Le casting jeune : une pépinière de talents TV et cinéma

Aux côtés de Brie Larson, la série mettait en avant Kat Dennings, une autre actrice dont le parcours a également gagné en visibilité avec le temps, notamment dans l’univers du MCU. Cette jeune génération dans Raising Dad illustre la manière dont la télévision américaine des années 2000 pouvait servir de tremplin, même dans des projets peu mémorables, vers des carrières majeures.

La sitcom, malgré sa forme oubliée, est un exemple concret d’une étape formatrice, offrant une exposition professionnelle qui ne garantissait pas le succès immédiat mais permettait d’acquérir des fondamentaux essentiels.

Bob Saget et son rôle atypique dans une sitcom hors du temps

Après avoir incarné pendant plusieurs années une figure paternelle emblématique dans Full House, Bob Saget tentait avec Raising Dad un retour à la télévision américaine. Son personnage de Matt, un professeur et père veuf, était proche de l’esprit familial et chaleureux qui avait fait son succès, mais ici, la série manquait de support narratif solide.
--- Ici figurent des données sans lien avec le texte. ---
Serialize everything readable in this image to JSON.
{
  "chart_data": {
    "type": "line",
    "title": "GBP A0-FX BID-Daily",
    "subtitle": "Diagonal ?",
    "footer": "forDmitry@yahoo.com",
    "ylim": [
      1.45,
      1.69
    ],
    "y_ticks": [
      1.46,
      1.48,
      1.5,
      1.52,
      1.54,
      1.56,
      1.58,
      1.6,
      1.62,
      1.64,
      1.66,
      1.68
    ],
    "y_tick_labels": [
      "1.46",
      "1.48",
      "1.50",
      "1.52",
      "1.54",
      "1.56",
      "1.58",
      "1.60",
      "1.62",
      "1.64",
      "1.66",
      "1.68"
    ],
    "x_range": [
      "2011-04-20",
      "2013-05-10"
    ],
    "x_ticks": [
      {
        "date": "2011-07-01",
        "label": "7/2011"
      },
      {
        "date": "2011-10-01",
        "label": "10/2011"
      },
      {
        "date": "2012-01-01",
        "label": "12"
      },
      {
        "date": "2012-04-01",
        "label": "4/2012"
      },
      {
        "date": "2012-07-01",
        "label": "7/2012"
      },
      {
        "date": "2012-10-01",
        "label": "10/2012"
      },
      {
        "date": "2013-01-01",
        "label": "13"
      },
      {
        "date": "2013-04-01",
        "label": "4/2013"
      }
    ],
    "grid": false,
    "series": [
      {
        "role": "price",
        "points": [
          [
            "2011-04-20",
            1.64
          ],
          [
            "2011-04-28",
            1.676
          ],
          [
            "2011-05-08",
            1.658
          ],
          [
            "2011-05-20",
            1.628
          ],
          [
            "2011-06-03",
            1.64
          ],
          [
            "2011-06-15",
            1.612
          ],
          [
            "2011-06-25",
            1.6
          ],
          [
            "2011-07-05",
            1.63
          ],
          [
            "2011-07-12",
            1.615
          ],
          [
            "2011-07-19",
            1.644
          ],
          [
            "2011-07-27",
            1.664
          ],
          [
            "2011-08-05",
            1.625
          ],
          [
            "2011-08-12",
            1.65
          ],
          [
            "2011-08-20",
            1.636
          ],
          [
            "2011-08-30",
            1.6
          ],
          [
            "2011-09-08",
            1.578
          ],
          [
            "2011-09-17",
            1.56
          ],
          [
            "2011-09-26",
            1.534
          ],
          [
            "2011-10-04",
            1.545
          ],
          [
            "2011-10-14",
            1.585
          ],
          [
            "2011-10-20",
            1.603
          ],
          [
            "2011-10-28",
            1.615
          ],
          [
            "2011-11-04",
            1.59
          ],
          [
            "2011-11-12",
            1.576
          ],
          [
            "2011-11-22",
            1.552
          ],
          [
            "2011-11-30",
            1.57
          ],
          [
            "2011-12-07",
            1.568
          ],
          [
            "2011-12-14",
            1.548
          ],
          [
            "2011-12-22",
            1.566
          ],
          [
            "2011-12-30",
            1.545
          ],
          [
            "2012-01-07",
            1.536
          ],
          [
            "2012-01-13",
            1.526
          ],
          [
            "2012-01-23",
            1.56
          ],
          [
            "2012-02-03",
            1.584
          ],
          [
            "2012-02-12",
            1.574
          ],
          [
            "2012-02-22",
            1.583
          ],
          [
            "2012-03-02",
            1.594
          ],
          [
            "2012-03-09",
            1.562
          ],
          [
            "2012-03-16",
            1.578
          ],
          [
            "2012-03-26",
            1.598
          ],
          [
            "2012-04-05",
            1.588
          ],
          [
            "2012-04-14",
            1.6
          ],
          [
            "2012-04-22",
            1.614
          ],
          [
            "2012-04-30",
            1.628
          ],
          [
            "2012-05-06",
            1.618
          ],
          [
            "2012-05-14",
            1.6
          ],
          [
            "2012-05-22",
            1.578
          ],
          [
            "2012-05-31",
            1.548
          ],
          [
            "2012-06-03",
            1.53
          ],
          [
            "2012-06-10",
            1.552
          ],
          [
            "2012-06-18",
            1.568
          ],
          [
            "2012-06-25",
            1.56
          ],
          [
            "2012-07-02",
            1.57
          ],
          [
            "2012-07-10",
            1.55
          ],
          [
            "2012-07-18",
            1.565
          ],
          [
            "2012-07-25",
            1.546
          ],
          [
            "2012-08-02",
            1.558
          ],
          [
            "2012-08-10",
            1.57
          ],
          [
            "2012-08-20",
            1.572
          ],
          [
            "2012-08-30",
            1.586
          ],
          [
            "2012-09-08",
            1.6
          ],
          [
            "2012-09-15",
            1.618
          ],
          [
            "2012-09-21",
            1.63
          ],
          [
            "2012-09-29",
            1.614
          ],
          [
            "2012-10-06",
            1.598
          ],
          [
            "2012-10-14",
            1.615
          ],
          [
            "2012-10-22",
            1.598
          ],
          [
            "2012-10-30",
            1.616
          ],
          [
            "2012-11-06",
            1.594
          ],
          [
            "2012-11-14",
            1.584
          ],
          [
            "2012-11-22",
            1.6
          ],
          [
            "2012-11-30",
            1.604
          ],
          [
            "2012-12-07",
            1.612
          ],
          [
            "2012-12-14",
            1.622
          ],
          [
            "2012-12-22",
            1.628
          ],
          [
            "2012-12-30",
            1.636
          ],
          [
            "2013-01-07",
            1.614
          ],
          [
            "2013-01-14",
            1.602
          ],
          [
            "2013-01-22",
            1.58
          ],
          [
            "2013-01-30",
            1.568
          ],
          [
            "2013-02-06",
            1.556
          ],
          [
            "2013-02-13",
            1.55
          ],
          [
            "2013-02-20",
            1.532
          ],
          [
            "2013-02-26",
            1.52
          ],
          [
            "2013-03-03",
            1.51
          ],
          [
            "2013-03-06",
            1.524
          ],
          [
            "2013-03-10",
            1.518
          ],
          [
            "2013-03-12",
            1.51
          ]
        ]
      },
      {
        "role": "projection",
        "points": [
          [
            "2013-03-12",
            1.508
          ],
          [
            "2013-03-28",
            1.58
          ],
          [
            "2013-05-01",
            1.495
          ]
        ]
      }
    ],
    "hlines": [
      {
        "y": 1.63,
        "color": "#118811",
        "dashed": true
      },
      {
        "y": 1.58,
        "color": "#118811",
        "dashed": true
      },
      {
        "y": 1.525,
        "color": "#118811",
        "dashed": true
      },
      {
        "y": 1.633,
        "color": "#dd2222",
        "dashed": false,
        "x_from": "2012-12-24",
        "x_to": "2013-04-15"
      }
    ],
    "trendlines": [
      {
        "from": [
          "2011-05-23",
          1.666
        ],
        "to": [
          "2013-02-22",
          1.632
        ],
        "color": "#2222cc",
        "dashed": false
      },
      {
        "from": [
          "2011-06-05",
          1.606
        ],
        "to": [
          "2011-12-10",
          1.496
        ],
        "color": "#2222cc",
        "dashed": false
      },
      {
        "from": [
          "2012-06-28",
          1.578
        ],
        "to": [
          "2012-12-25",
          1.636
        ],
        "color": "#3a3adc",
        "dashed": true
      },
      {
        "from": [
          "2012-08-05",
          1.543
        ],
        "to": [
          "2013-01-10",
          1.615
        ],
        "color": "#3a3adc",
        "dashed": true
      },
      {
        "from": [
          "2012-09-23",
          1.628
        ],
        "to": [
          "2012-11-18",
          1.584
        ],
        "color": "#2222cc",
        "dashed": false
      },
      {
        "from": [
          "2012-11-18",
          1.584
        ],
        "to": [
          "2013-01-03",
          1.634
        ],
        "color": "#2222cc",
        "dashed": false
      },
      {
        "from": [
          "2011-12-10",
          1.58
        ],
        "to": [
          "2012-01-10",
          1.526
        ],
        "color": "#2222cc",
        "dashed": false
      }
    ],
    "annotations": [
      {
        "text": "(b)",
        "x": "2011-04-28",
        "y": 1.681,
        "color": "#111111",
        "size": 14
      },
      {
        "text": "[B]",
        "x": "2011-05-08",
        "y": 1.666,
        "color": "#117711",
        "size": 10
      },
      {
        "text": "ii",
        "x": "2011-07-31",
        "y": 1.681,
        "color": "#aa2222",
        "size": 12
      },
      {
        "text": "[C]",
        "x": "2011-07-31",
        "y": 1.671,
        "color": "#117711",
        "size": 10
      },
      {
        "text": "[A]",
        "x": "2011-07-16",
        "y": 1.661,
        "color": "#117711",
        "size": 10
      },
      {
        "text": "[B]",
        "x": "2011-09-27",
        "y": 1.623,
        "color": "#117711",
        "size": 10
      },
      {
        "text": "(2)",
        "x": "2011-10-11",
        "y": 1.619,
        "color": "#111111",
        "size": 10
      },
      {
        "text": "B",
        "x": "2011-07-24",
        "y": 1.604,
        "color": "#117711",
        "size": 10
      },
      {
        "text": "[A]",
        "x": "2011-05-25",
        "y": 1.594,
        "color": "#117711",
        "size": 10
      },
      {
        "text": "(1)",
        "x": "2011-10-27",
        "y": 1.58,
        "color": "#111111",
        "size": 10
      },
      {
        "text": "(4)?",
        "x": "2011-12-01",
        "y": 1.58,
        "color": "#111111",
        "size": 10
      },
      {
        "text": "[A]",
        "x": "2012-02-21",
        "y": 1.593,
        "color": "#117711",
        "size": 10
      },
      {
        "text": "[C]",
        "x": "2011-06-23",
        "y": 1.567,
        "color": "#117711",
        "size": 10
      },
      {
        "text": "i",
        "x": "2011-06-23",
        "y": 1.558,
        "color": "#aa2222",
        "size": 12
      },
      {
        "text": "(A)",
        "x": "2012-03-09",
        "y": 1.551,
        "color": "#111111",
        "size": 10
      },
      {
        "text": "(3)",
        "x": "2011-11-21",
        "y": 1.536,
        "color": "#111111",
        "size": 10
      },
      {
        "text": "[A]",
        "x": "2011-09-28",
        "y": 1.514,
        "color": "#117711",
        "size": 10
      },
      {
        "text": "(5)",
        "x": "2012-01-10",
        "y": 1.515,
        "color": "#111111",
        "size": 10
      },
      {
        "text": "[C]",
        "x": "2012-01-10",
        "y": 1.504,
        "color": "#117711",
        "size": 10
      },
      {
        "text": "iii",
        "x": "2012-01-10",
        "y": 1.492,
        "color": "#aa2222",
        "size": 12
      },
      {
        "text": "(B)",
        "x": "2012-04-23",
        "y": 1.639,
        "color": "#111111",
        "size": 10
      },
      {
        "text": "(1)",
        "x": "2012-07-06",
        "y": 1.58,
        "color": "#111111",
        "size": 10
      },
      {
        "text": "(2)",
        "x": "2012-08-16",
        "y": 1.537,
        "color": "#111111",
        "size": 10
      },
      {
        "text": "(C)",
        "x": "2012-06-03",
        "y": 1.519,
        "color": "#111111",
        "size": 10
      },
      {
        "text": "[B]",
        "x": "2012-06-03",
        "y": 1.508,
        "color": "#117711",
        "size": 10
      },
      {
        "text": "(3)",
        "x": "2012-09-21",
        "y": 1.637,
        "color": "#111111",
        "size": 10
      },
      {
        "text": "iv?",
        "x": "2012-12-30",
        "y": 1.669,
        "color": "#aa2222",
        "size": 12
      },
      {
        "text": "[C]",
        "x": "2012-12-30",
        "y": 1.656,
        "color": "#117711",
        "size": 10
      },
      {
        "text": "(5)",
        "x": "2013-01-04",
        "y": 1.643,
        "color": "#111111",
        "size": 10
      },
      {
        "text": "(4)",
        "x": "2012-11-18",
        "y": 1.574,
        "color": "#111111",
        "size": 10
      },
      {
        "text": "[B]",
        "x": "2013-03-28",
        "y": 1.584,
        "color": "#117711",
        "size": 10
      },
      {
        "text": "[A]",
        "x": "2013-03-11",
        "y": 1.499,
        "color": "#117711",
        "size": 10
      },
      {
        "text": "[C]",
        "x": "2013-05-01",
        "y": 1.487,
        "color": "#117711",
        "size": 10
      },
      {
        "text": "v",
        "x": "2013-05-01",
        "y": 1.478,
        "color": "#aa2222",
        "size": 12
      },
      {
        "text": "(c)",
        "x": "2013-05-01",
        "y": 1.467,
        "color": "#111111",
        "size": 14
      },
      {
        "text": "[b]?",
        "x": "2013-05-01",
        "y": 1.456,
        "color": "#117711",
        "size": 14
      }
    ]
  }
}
Le capital sympathie de Saget était indéniable, mêlant douceur et humour, et était complété par un casting secondaire prometteur, notamment Jerry Adler en grand-père. Malgré cet environnement favorable, la série était trop sage, manquant d’une dose d’acidité ou de renouvellement qui aurait pu la rendre plus marquante face à la concurrence.

Une époque qui tourne la page des sitcoms familiales classiques

La télévision en 2001 commençait à se diversifier vers d’autres formes de comédies plus acérées et réflexives. L’accueil réservé à Raising Dad illustre cette transition difficile, où les anciennes recettes ne fonctionnaient plus aussi bien. Saget, même avec son talent et sa notoriété, n’a pas pu empêcher le dépérissement d’un genre qui perdait de sa pertinence dans la programmation des grandes chaînes.

Ce déclin préfigure aussi la nécessité pour les acteurs de s’adapter et de réinventer leur carrière, comme l’ont fait nombre d’artistes issus des années 90. Bob Saget restera une icône, mais Raising Dad témoigne de l’échec d’un concept arrivé au mauvais moment.

Pourquoi Raising Dad n’a pas marqué l’histoire mais a servi de tremplin

Si la série ne compte que 19 épisodes, diffusés entre octobre 2001 et mai 2002, elle reste un exemple pédagogique de ce que peut représenter un faux départ dans une carrière. Elle souligne notamment :

  • Les aléas du timing et de la programmation dans l’industrie télévisuelle
  • L’importance du contexte national et émotionnel dans la réception d’une œuvre
  • Le rôle fondamental des premières expériences professionnelles pour les jeunes acteurs
  • La nécessité d’un scénario et d’une écriture solides même dans des formats légers
  • Le contraste parfois saisissant entre un projet raté et une réussite personnelle et artistique ultérieure
Caractéristique Détails
Diffusion 5 octobre 2001 – 10 mai 2002
Nombre d’épisodes 19
Acteurs principaux Bob Saget, Brie Larson, Kat Dennings, Jerry Adler
Créateur Jonathan Katz
Audience moyenne Faible, causant l’arrêt après 1 saison
Contexte Lancement post-11 septembre, période anxiogène

Raising Dad a laissé une empreinte modeste dans l’histoire des séries télé, mais son étude démontre comment un projet peut influencer indirectement la vie professionnelle d’une future star oscarisée comme Brie Larson. Pour les amateurs et connaisseurs, ce genre de curiosité révèle que l’ascension dans le monde du cinéma ne se fait jamais sans une série d’étapes, bonnes ou mauvaises.